郑来仪不说话,转身出了棚屋。此时一轮旭日已从东方冉冉升起,整座营区都沐浴在一片金色里,她站在棚屋外,只觉阳光刺得眼睛发酸。
她手中攥着那顶已经脏污湿透的披风,深吸一口气,一步步走向营区中央的帅帐。
帐前没有守卫,说明主帅不曾回到过这里。
“哎!那不是——”
罗当远远看见郑来仪的身影,忍不住叫出声,被决云从后面一把捂住了嘴。
郑来仪撩开帐幕,只身进了帅帐。
帐中有股熟悉的味道,简单的陈设,没有太多的生活气息。她走到主将席位一旁的挂架前,缓缓摘了帷帽,视线落在挂架上,那里挂着一副陇右地形图。
朱笔标着冬巡的路线:西洲城——伏羌驿——逻娑川……山脉河谷描得细致,舆图角落还有署名,是熟悉的笔锋:於渊。
前世她告诉叔山梧自己的乳名“椒椒”的含义时,作为交换,他也告知他的字於渊二字的出处。
「人生於天地也,犹鱼之於渊,饥虱之於人也。」
她初时觉得高深,却到后来才领悟,叔山梧此人,从来行走于深渊边缘,生死善恶是非均悬于一念,不过是写实而已。
郑来仪站在这空荡荡的帅帐中,喉口顶着的一口气终于吐出,低低笑了起来。
“凶手、混蛋、懦夫、骗子……”她低声咒骂,用最刻毒的语气。
昏暗的舆图上突然泄进一丝光亮,郑来仪下意识转头。
帐篷帘幕被迅速掀开,又重新阖上,挺拔的身影逆着光,站定在门前。
“在找我么?”
她的嘴吻上去没有听起来那么硬
“是来找我的么?”
叔山梧沉眉,帐篷里光线昏暗,愈发显得那双深眸黑白分明,他紧紧盯住了人,如同猛兽锁定了猎物,一步步朝她靠近。
“别过来。
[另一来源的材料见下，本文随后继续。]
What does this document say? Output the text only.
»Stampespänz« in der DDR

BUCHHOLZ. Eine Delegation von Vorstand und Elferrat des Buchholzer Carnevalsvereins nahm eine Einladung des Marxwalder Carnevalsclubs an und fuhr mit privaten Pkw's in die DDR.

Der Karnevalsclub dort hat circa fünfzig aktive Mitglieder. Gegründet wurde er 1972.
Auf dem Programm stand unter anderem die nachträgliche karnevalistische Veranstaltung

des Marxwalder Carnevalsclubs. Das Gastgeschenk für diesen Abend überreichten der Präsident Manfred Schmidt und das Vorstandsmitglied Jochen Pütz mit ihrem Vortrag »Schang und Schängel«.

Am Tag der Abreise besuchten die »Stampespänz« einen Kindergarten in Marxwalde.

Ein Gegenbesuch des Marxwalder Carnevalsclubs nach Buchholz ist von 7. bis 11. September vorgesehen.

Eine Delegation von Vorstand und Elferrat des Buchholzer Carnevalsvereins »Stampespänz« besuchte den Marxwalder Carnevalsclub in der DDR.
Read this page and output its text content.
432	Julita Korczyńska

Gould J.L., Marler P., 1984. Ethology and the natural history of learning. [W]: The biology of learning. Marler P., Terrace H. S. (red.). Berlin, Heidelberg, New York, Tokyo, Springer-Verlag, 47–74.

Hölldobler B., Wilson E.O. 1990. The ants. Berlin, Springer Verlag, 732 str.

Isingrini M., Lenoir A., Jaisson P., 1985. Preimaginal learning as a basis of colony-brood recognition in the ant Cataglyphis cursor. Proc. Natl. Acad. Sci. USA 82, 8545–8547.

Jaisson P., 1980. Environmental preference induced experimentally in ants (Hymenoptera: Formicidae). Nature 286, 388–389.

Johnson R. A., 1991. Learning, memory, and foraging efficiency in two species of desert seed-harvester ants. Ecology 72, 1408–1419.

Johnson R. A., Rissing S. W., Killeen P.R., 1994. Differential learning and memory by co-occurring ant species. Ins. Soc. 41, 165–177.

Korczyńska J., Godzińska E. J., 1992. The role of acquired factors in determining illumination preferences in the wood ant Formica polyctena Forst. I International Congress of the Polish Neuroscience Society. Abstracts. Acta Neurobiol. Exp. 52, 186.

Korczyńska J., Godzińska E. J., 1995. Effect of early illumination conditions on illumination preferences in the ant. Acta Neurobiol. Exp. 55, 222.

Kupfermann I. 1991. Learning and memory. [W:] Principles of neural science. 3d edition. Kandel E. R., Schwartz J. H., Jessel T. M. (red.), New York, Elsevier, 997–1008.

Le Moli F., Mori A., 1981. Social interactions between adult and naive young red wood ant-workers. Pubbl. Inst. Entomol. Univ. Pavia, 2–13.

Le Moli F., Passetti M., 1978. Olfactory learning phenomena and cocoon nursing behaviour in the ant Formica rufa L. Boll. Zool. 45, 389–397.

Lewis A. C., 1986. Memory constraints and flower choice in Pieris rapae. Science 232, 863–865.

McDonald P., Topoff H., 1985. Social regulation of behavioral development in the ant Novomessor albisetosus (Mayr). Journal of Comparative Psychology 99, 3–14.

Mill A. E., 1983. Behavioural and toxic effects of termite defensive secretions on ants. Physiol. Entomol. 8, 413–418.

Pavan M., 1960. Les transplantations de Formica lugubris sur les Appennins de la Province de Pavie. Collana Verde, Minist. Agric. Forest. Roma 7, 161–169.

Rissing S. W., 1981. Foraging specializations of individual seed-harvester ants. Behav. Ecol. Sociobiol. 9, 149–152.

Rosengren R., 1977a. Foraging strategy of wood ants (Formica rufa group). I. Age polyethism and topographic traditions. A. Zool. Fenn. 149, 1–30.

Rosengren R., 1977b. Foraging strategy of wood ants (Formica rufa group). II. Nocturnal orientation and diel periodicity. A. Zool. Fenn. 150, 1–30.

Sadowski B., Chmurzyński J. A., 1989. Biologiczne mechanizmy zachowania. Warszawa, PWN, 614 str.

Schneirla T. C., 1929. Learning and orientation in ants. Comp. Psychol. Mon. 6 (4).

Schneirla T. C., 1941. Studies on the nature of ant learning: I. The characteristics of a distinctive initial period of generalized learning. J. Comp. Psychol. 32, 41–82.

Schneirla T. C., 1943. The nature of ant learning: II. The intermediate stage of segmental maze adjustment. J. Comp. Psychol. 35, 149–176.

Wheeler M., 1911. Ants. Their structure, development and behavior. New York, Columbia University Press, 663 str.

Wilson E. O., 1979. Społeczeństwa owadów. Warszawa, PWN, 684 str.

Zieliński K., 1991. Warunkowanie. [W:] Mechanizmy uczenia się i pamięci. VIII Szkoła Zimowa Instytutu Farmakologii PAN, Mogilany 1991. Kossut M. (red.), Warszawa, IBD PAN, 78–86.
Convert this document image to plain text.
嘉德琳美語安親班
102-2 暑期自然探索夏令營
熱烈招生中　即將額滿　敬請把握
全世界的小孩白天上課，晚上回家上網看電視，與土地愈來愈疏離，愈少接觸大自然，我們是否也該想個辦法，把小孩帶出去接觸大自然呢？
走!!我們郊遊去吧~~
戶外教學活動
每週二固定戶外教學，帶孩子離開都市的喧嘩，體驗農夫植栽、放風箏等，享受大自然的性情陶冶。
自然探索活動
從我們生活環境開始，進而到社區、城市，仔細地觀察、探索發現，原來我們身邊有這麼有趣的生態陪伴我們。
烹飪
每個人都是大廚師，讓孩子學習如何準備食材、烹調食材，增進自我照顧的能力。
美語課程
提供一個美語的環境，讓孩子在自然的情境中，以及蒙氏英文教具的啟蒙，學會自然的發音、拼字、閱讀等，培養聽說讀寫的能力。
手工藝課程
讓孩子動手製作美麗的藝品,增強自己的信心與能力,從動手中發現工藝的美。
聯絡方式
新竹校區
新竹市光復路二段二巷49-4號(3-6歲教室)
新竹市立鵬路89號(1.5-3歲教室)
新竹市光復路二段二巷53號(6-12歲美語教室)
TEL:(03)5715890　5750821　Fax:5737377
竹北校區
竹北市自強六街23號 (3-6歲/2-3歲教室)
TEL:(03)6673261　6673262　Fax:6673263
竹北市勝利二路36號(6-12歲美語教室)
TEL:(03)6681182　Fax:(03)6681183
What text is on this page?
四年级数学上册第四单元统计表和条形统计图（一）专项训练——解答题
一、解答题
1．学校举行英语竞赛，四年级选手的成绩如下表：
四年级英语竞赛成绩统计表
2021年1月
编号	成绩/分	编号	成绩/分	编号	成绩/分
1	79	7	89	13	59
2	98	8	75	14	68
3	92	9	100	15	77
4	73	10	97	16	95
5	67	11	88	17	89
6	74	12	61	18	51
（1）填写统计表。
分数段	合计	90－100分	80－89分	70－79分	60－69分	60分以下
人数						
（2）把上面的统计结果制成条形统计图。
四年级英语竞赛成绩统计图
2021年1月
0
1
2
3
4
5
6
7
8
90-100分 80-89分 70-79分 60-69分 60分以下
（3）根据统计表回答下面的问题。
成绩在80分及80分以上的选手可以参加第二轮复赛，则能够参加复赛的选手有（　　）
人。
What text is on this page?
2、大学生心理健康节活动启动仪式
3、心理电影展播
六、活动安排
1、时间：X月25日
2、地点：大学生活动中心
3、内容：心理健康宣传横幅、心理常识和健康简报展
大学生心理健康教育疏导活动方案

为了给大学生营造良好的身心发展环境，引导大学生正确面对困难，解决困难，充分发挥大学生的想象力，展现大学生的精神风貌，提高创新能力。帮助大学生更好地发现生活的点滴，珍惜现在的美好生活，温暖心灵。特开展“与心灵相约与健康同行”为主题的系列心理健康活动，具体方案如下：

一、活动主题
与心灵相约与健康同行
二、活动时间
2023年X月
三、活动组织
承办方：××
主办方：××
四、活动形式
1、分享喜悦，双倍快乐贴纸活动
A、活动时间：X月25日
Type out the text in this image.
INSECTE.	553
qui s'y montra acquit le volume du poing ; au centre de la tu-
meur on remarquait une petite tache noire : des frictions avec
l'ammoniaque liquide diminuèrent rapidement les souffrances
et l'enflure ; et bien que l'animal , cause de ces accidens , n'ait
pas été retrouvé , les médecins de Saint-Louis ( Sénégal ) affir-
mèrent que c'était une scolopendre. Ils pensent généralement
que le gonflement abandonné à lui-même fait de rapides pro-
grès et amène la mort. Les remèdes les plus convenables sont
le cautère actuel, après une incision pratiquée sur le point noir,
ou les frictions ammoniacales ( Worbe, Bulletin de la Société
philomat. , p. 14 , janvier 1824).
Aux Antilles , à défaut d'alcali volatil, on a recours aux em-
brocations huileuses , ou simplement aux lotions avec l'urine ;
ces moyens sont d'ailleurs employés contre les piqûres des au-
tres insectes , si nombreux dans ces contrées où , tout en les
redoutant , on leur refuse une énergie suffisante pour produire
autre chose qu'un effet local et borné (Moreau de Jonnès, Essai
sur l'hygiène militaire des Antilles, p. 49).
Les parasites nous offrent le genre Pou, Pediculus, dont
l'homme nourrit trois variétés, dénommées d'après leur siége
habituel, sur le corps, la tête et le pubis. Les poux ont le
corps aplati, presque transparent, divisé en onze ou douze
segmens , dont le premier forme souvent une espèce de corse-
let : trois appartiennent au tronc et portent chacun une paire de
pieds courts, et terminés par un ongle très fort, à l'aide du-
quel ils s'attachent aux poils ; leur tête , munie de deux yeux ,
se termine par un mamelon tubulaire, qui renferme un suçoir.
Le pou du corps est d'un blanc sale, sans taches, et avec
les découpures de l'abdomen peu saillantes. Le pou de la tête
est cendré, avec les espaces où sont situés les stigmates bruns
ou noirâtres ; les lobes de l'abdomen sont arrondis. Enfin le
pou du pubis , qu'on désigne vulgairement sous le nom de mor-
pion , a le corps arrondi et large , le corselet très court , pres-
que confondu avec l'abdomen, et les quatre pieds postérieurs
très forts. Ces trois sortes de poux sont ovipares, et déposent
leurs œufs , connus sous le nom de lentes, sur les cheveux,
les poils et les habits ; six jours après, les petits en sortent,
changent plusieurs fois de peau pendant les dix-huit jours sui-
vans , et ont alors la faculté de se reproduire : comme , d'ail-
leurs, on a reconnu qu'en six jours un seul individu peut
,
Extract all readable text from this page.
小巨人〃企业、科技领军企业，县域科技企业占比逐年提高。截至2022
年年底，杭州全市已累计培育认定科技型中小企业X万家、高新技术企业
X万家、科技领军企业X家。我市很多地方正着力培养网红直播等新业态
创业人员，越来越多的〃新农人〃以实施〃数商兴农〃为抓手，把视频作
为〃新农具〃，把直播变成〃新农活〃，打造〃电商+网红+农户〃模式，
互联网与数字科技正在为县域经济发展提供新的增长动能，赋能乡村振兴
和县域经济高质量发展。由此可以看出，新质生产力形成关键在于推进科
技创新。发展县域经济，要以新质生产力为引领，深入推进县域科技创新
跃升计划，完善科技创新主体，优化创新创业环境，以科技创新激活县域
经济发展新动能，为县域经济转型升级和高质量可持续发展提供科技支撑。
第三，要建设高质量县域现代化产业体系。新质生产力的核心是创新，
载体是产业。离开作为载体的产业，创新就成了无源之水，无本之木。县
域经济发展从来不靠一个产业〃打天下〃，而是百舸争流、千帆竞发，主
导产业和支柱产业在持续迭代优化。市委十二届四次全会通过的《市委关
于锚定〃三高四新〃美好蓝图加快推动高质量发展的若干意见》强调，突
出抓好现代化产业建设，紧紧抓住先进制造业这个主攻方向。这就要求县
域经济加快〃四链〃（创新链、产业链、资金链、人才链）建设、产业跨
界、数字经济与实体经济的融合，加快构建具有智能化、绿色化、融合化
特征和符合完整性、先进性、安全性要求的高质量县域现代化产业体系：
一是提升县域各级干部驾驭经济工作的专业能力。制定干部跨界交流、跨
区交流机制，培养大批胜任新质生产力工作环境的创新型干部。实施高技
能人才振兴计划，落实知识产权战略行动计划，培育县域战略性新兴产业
”
郑来仪后退一步,一只手依旧紧紧攥着那顶路上拾到的斗篷,全身写满戒备。
叔山梧脚步却没停,沉声问她:“为什么会来这里?”
“因为想确认你真的死了,我去看了尸体,没有找到你。”
片刻之前还生死未卜的人,此时杀气腾腾地逼近自己,反而叫人迅速冷静了下来。郑来仪抱起手臂,纤薄上挑的眼尾睨着他,“……原来你没死。”
“很失望?”
“对。”
“你手里拿着什么?”叔山梧扬了扬下颌,看向她怀里抱着的衣服。
郑来仪尚来不及回答,被逼得连连后退的脚步已经被迫停下,她的后腰撞到了一方硬邦邦的东西,是主将席位前摆放公文的桌案。